A partire da tali risultati sono stati quindi individuati gli organismi per i quali la dose assorbita è massima: licheni e briofite in tutti i casi e mammiferi di grandi dimensioni per il 40K. Tali valori sono stati utilizzati per calcolare gli Operational Level (OL), valori massimi di concentrazione di attività al di sotto dei quali non vi è rischio di comparsa di effetti avversi per il biota, ottenuti dal rapporto tra il valore di screening e la dose limitante.
La stessa procedura è stata eseguita utilizzando il software RESRAD ONSITE per la valutazione di dose all’uomo.

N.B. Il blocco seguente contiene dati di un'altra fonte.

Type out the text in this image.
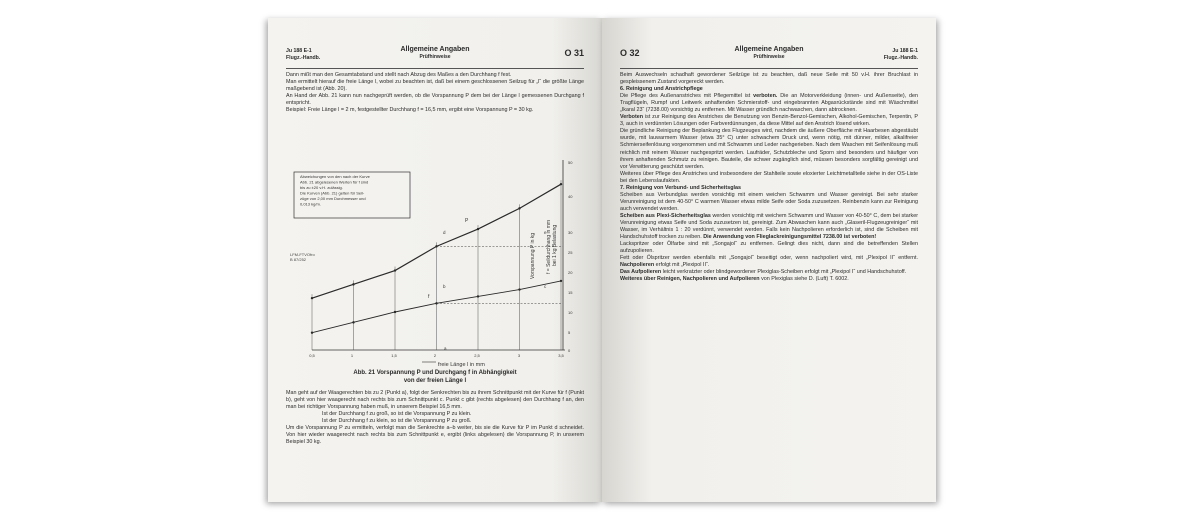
Ju 188 E-1
Flugz.-Handb.
Allgemeine Angaben
Prüfhinweise	O 31

Dann mißt man den Gesamtabstand und stellt nach Abzug des Maßes a den Durchhang f fest.

Man ermittelt hierauf die freie Länge l, wobei zu beachten ist, daß bei einem geschlossenen Seilzug für „l“ die größte Länge maßgebend ist (Abb. 20).

An Hand der Abb. 21 kann nun nachgeprüft werden, ob die Vorspannung P dem bei der Länge l gemessenen Durchgang f entspricht.

Beispiel: Freie Länge l = 2 m, festgestellter Durchhang f = 16,5 mm, ergibt eine Vorspannung P = 30 kg.

Abweichungen von den nach der Kurve
Abb. 21 abgelesenen Werten für f sind
bis zu ±20 v.H. zulässig.
Die Kurven (Abb. 21) gelten für Seil-
züge von 2,00 mm Durchmesser und
0,013 kg/m.
LFM-FTVOfro
B 87/252	Vorspannung P in kg f = Seildurchhang in mm bei 1 kg Belastung
freie Länge l in mm
P
a
b	c
d	e
f
0,5	1	1,5	2	2,5	3	3,5
50
40
30
25
20
15
10
5
0
Abb. 21 Vorspannung P und Durchgang f in Abhängigkeit
von der freien Länge l

Man geht auf der Waagerechten bis zu 2 (Punkt a), folgt der Senkrechten bis zu ihrem Schnittpunkt mit der Kurve für f (Punkt b), geht von hier waagerecht nach rechts bis zum Schnittpunkt c. Punkt c gibt (rechts abgelesen) den Durchhang f an, den man bei richtiger Vorspannung haben muß, in unserem Beispiel 16,5 mm.

Ist der Durchhang f zu groß, so ist die Vorspannung P zu klein.

Ist der Durchhang f zu klein, so ist die Vorspannung P zu groß.

Um die Vorspannung P zu ermitteln, verfolgt man die Senkrechte a–b weiter, bis sie die Kurve für P im Punkt d schneidet. Von hier wieder waagerecht nach rechts bis zum Schnittpunkt e, ergibt (links abgelesen) die Vorspannung P, in unserem Beispiel 30 kg.

O 32	Allgemeine Angaben
Prüfhinweise
Ju 188 E-1
Flugz.-Handb.

Beim Auswechseln schadhaft gewordener Seilzüge ist zu beachten, daß neue Seile mit 50 v.H. ihrer Bruchlast in gespleissenem Zustand vorgereckt werden.

6. Reinigung und Anstrichpflege

Die Pflege des Außenanstriches mit Pflegemittel ist verboten. Die an Motorverkleidung (innen- und Außenseite), den Tragflügeln, Rumpf und Leitwerk anhaftenden Schmierstoff- und eingebrannten Abgasrückstände sind mit Wäschmittel „Ikaral 23“ (7238.00) vorsichtig zu entfernen. Mit Wasser gründlich nachwaschen, dann abtrocknen.

Verboten ist zur Reinigung des Anstriches die Benutzung von Benzin-Benzol-Gemischen, Alkohol-Gemischen, Terpentin, P 3, auch in verdünnten Lösungen oder Farbverdünnungen, da diese Mittel auf den Anstrich lösend wirken.

Die gründliche Reinigung der Beplankung des Flugzeuges wird, nachdem die äußere Oberfläche mit Haarbesen abgestäubt wurde, mit lauwarmem Wasser (etwa 35° C) unter schwachem Druck und, wenn nötig, mit dünner, milder, alkalifreier Schmierseifenlösung vorgenommen und mit Schwamm und Leder nachgerieben. Nach dem Waschen mit Seifenlösung muß reichlich mit reinem Wasser nachgespritzt werden. Laufräder, Schutzbleche und Sporn sind besonders und häufiger von ihrem anhaftenden Schmutz zu reinigen. Bauteile, die schwer zugänglich sind, müssen besonders sorgfältig gereinigt und vor Verwitterung geschützt werden.

Weiteres über Pflege des Anstriches und insbesondere der Stahlteile sowie eloxierter Leichtmetallteile siehe in der OS-Liste bei den Lebenslaufakten.

7. Reinigung von Verbund- und Sicherheitsglas

Scheiben aus Verbundglas werden vorsichtig mit einem weichen Schwamm und Wasser gereinigt. Bei sehr starker Verunreinigung ist dem 40-50° C warmen Wasser etwas milde Seife oder Soda zuzusetzen. Reinbenzin kann zur Reinigung auch verwendet werden.

Scheiben aus Plexi-Sicherheitsglas werden vorsichtig mit weichem Schwamm und Wasser von 40-50° C, dem bei starker Verunreinigung etwas Seife und Soda zuzusetzen ist, gereinigt. Zum Abwaschen kann auch „Glaseril-Flugzeugreiniger“ mit Wasser, im Verhältnis 1 : 20 verdünnt, verwendet werden. Falls kein Nachpolieren erforderlich ist, sind die Scheiben mit Handschuhstoff trocken zu reiben. Die Anwendung von Flieglackreinigungsmittel 7238.00 ist verboten!

Lackspritzer oder Ölfarbe sind mit „Songajol“ zu entfernen. Gelingt dies nicht, dann sind die betreffenden Stellen aufzupolieren.

Fett oder Ölspritzer werden ebenfalls mit „Songajol“ beseitigt oder, wenn nachpoliert wird, mit „Plexipol II“ entfernt. Nachpolieren erfolgt mit „Plexipol II“.

Das Aufpolieren leicht verkratzter oder blindgewordener Plexiglas-Scheiben erfolgt mit „Plexipol I“ und Handschuhstoff.

Weiteres über Reinigen, Nachpolieren und Aufpolieren von Plexiglas siehe D. (Luft) T. 6002.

Sono state calcolate le dosi efficaci per lavoratori ed individui rappresentativi (infante, 1 anno, 5 anni, 10 anni, 15 anni, adulto). L’individuo limitante è risultato essere l’infante per tutti i radionuclidi, esclusi 210Po (1 anno) e 232Th (15 anni). Considerando il livello di allontanamento pari a 1 𝑚𝑆𝑣/𝑦 per il lavoratore, sono stati calcolati gli OL per l’uomo (OLU). Confrontandoli con quelli ottenuti per il biota (OLB), questi ultimi relativamente ai radionuclidi Unat, 210Po e 228Th sono inferiori anche di un ordine di grandezza. Ciò ha evidenziato la criticità di considerare i soli OLU come strumenti per la valutazione del rischio, come è prassi, trascurando completamente la tutela dell’ecosistema, che è tra gli obiettivi principali delle attuali politiche economiche europee.
Abbiamo pertanto elaborato e proposto un modello integrato di risk management che preveda un’integrazione degli OLU con gli OLB per i tre radionuclidi di interesse, così da garantire la radioprotezione sia per l’uomo che per il biota.
Ringrazio nuovamente l’Ordine per il premio conferitomi e, soprattutto, per l’impegno nel supporto all’affermazione delle donne nella scienza. Sapere che c’è chi si preoccupa che tutti abbiano pari opportunità rincuora e incoraggia ad andare avanti.